On a wide-ranging trip to Mexico City culminating in a meeting with President Enrique Peña Nieto, Homeland Security Secretary Kirstjen Nielsen signed agreements with her south-of-the-border counterparts on trade, border screenings and intercepting illegal activity.
In separate bilateral meetings Monday with Secretary of Foreign Affairs Luis Videgaray Caso and Secretary of Interior Alfonso Navarrete Prida, Nielsen “discussed a range of national security issues including the importance and success of joint operations at the border, such as increased seizures, and improved information sharing,” according to DHS.
“They also discussed the need for infrastructure improvements along the border to speed legitimate trade and travel. This included their shared commitment to cross border economic prosperity,” the DHS statement continued. “Both sides expressed concerns with migration flows including those caused by the collapse of the Venezuelan economy and its impact in the region. The partners shared their mutual desire to confront transnational criminal organizations and money laundering. Lastly, both sides reiterated their long-held respect for the human rights of migrants.”

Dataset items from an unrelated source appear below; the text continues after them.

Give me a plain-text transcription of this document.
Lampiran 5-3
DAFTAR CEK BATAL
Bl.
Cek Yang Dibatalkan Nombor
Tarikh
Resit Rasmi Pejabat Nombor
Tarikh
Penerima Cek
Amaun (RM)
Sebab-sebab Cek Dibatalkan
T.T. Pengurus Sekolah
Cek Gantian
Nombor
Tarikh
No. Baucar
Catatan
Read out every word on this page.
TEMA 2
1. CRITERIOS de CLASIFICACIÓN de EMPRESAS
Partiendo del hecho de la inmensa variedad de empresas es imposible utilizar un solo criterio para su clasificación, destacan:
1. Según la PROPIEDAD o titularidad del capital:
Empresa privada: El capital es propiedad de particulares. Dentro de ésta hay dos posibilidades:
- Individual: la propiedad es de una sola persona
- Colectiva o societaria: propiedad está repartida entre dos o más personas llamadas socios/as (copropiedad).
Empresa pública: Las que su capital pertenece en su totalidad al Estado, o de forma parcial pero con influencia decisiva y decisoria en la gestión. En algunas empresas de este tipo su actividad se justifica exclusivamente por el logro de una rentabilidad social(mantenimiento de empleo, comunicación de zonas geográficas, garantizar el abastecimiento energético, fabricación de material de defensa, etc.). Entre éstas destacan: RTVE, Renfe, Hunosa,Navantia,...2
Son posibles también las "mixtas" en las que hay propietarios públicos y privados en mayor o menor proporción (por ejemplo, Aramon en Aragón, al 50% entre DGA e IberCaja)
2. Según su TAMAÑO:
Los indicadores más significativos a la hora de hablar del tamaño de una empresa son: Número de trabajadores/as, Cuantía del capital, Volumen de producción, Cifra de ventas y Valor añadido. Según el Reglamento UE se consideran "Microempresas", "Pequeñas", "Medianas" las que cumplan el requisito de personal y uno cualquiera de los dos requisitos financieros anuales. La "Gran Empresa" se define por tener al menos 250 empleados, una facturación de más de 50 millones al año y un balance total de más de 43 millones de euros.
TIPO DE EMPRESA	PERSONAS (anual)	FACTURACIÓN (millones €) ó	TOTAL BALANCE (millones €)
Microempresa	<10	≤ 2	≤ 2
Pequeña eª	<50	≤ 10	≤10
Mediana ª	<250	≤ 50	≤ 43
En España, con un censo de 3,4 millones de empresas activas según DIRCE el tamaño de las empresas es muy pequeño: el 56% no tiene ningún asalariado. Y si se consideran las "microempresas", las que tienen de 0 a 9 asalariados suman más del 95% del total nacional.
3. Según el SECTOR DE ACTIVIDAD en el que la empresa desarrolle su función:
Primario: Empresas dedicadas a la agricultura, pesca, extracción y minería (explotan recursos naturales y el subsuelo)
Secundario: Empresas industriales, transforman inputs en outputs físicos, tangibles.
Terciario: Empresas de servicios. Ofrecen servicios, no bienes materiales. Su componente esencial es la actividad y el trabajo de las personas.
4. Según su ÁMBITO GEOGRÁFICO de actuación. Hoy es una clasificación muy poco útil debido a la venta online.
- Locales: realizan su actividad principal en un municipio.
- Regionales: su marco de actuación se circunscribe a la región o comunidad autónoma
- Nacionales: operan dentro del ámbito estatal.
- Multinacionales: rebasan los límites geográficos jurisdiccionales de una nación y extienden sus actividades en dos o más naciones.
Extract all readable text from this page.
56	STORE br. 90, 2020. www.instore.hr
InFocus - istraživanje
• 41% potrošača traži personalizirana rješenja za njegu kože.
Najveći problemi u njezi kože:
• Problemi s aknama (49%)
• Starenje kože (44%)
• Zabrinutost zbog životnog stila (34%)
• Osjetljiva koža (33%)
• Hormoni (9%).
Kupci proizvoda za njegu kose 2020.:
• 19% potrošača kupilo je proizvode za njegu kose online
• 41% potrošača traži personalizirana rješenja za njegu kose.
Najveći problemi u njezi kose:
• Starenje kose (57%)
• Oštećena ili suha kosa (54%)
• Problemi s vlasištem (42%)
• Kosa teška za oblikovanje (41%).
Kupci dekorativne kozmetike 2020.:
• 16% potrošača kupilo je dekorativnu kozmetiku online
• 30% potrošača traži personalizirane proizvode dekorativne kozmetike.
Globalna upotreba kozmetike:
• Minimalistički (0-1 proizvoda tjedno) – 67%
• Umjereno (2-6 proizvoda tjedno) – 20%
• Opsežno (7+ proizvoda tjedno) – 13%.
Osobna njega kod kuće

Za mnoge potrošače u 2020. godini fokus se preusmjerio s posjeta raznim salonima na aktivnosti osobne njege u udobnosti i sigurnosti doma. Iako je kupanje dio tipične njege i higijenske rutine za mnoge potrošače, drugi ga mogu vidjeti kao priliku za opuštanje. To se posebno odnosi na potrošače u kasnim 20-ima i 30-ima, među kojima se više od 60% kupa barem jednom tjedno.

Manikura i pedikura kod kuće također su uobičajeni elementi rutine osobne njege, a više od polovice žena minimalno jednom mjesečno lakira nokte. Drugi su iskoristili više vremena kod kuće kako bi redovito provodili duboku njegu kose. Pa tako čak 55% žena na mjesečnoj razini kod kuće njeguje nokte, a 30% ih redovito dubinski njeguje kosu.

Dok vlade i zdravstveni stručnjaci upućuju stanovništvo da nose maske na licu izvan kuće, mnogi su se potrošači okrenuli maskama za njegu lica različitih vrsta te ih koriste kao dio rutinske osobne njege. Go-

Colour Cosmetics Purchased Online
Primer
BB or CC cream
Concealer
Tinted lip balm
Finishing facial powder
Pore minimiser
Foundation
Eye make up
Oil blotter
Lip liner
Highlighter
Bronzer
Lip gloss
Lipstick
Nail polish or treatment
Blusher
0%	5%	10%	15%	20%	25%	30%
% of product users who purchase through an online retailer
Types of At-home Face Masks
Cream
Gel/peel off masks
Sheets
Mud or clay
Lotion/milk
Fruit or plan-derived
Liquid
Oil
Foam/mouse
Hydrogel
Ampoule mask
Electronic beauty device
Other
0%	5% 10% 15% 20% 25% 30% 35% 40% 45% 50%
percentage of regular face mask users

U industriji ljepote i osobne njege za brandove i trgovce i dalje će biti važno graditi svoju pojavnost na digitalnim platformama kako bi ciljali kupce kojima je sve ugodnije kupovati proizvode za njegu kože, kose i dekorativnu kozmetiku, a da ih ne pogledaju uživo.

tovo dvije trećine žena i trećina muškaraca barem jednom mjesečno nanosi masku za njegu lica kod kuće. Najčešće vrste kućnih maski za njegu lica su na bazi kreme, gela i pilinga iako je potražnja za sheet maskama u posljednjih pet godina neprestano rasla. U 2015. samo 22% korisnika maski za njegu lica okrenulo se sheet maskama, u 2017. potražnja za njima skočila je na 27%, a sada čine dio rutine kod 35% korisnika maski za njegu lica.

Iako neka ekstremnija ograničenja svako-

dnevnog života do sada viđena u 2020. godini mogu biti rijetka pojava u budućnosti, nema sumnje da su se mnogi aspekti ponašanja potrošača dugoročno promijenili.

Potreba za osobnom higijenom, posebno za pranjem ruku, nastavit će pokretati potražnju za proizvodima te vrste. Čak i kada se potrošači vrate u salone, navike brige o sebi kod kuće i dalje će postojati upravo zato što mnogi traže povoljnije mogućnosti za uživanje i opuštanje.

DHS called the “strong relationship” between the U.S. and Mexico, as well as “the safe and efficient crossing of goods… critical to the economic success of both countries.”
U.S. Customs and Border Protection Commissioner Kevin McAleenan and Mexico’s Tax Administration Service (SAT) signed a Memorandum of Cooperation (MOC) on Customs and Trade Enforcement to “facilitate the development and implementation of joint and coordinated programs aimed at increasing trade and customs compliance, as well as combating illicit activities.”
CBP and SAT also signed a Memorandum of Understanding (MOU) on Cargo Pre-Inspection Program and Unified Cargo Processing (UCP) stating “the bilateral commitment for the further implementation of cargo-pre inspection and UCP programs, through which Mexican customs officers and CBP officers will work together to inspect and process cargo shipments.”
CBP and the National Service for Agro-Alimentary Public Health, Safety and Quality (SENASICA) signed an MOU to “enable collaboration between the two agencies on agriculture safeguarding, agriculture quarantine inspections at ports of entry, and information sharing,” according to DHS. “The MOU promotes cooperation and information sharing to enabling the U.S. to handle legitimate and safe shipments while addressing those that pose a risk.”
In a readout of the meeting with Peña Nieto, DHS said the president and Nielsen “discussed their efforts to improve border security through close collaboration” and “focused on ways to facilitate more secure trade and travel between the two countries.”
Nielsen discussed “working with Mexican counterparts to combat transnational crime affecting both the United States and Mexico” and “stressed the importance of the partnership between the United States and Mexico – particularly via intelligence sharing – and thanked the Mexican president for helping to foster a close partnership with the department during his administration,” DHS said.
Nielsen, who wrapped up her trip today, also met with U.S. Ambassador to Mexico Roberta Jacobson.